INTRODUCTION: B-type or Brain natriuretic peptide (BNP) was first isolated from the porcine brain, but it is primarily secreted from the cardiac ventricles in humans. As a cardiac hormone it has a physiologic regulatory function in the cardiovascular system. Along with atrial, and C-type natriuretic peptides, BNP aids in the natriuretic, diuretic, and vasorelaxant responses intended to reduce blood pressure and fluid volume homeostasis. Its vasodilator properties are known to be present in the pulmonary circulation; therefore, we hypothesized that BNP can be used as a therapy to lower the pulmonary artery pressure in an animal model of pulmonary hypertension.

METHODS: Male Sprague-Dawley rats were given a one-time subcutaneous injection of 60 mg/kg monocrotaline to induce PH over a five week period. After establishment of PH, rats were anesthetized and ventilated. A catheter was placed in the right jugular vein and passed into the right ventricle to record right ventricular pressure (RVSP), an estimate of pulmonary artery pressure. A second catheter was placed in the right carotid artery to measure mean arterial pressure (MAP). RVSP and MAP were recorded before, during, and after infusions of BNP.

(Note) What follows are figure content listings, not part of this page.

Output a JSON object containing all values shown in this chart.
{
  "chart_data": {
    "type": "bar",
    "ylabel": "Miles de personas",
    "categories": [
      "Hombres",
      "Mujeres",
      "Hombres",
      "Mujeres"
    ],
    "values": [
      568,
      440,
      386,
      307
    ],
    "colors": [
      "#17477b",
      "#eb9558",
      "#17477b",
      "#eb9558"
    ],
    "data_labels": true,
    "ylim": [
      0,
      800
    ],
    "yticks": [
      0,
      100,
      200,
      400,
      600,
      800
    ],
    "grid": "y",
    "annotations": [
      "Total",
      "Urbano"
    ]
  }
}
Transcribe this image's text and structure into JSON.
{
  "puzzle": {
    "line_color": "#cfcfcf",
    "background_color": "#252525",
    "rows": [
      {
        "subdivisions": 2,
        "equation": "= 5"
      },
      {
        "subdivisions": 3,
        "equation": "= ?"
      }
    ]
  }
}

RESULTS: One hour infusions of 5, 25, 50 or 150 ng/kg min BNP caused 24, 31 38, or 36% decreases in RVSP, respectively. There was no evidence of systemic hypotension at these doses of BNP.

CONCLUSION: These preliminary findings suggest that BNP causes dose dependent decreases in pulmonary artery pressure in rats with pulmonary hypertension. Further study is needed to confirm these preliminary results.